Introducing New Horses

Introducing new horses

It is important to plan when introducing new horses to each other. Ideally, it should be done slowly and in a way that does not cause them, or the horses in existing herds, any unnecessary stress.

You also need to ensure people are kept as safe as possible. We would always recommend having sturdy footwear and a riding hat conforming to current British Safety Standards when attempting to introduce horses to each other.

Choosing a herd for your horse

Consider the sex, size, age, temperament and management needs of the new horse and identify the most suitable herd for them to join. When possible, take into consideration any responses to previous introductions to other horses. Horses most commonly choose companions of a similar size, age and colour to themselves.

Assess the proposed herd fully, paying particular attention to clinical history of individual herd members and potential health risks they may have from excitable behaviour in the field. For example, those with a history of laminitis should avoid the increased impact on their feet from excessive trotting, cantering or galloping.

Two horses running through field

Getting your horses ready to meet

If horses are being put into a new field which they haven’t been in before, they should, wherever possible, be allowed some time in that field without any other horses. This will allow them to familiarise themselves with the layout, positioning of resources and areas they may be able to escape to.

When sufficient time is available, scent swapping should be used before any physical interaction between horses. This can be done by allowing a new horse and existing herd members to investigate the smell of each other’s droppings – either in a field or in stables. Ideally this should be done for a week, longer if any big reactions are seen.

Horses who are to be turned out together should be housed next to or opposite each other before being turned out. Where new horses are introduced to each other for the first time in stables or crew barns, a quiet area should be chosen with minimal distractions. Horses from the existing herd will ideally be housed in a stable opposite or next to the new horse. How you arrange this should depend on how reactive the new horse appears. Allow time for the horses to interact while being observed. Other horses from the existing herd can be added to the immediate area if this goes as planned and can then be housed directly next to the new horse over time so that all horses have had some interaction before being turned out together.

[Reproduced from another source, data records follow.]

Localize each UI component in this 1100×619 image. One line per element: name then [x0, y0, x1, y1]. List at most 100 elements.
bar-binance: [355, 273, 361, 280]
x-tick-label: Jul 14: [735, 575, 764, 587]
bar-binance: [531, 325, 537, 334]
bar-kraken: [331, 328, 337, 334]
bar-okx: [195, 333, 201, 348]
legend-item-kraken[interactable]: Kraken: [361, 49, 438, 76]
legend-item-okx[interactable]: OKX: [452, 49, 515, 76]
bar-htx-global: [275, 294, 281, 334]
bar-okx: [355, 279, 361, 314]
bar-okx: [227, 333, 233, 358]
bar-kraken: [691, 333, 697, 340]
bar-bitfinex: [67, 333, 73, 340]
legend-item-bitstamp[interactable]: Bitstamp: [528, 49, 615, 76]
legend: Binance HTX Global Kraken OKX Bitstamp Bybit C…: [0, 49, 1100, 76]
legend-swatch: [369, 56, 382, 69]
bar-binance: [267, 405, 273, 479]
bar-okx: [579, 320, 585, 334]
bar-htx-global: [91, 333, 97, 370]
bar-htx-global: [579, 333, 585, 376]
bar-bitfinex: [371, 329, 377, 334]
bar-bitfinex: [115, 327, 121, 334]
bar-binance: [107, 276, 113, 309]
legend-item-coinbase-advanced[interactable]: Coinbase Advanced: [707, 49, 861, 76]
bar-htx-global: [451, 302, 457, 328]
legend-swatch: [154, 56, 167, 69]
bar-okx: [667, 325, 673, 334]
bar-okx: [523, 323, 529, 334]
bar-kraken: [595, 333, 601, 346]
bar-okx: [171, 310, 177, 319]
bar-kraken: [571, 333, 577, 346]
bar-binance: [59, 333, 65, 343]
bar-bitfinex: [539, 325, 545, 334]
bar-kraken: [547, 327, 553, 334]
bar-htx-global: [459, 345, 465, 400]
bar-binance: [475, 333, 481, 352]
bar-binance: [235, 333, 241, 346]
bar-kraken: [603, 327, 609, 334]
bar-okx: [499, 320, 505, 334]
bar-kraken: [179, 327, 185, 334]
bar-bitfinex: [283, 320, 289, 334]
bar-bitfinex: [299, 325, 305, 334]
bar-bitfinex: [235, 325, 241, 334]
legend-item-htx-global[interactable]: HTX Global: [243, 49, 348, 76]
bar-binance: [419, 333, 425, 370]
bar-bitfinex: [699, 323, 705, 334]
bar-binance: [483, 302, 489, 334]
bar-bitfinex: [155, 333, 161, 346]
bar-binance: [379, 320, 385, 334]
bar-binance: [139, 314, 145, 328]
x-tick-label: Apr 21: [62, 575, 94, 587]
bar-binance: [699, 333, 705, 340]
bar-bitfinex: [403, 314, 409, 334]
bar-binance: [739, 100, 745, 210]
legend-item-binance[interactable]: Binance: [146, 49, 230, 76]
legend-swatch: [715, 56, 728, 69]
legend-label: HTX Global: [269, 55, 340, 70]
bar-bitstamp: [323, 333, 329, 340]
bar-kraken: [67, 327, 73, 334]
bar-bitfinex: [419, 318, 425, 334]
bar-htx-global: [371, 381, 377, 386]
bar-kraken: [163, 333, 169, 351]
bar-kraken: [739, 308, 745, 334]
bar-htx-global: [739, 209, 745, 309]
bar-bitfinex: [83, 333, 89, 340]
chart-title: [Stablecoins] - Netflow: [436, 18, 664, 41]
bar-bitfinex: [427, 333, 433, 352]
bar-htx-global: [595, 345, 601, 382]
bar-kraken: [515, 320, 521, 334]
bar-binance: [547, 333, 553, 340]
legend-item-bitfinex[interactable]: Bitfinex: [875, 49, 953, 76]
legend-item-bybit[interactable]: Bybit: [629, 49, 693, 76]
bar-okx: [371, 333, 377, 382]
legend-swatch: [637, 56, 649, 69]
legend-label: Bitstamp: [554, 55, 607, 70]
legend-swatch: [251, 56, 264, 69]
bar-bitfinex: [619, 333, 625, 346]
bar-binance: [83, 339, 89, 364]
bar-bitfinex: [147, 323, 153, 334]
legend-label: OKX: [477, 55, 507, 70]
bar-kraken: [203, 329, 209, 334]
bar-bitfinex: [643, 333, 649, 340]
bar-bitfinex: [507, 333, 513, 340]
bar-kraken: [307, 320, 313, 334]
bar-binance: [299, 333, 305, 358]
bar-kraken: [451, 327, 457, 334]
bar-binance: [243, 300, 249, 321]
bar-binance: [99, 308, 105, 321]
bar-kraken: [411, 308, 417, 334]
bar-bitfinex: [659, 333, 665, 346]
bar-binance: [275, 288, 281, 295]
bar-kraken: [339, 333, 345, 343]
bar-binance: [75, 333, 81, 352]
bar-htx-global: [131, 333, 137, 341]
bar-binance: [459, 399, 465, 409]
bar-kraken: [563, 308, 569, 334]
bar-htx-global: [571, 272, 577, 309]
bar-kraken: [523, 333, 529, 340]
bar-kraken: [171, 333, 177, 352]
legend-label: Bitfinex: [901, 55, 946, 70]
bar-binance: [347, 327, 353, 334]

Where possible, horses who are going to be introduced as field companions should spend some time together in-hand. This can be done in an arena or yard. Start with the horses at a distance from each other and gradually walk nearer and nearer until eventually they are walking side by side. These horses can be rewarded by their handler for all positive behaviour so that they have positive experiences in the presence of the other horse. If there are any signs of aggression or anxiety between the horses, they should be kept at a further distance. The horses can then continue to walk at that distance until their behaviour becomes more relaxed and positive.

Two horses walking through field

Managing the first meeting

If horses are being introduced for the first time in a field, they should already have been grazed in adjacent fields. Horses who are most likely to be reactive should be added first, with calmer horses being added later. This should ideally be done over the course of a few days rather than adding all horses on the same day. Before letting them go, position horses away from any tight corners, troughs or other hazards. Field-safe headcollars should be left on during this time to aid catching them more easily if needed.

If resources are limited, such as during winter, multiple small piles of hay should be positioned around the field with several horses’ lengths between them. There should be at least two piles per horse, preferably more, to prevent resource guarding.

When leading unfamiliar horses to their new field, horses should be led individually.

Once the horses have been safely released both handlers should exit the field and observe the horses from outside, watching for unwanted or unsafe behaviours.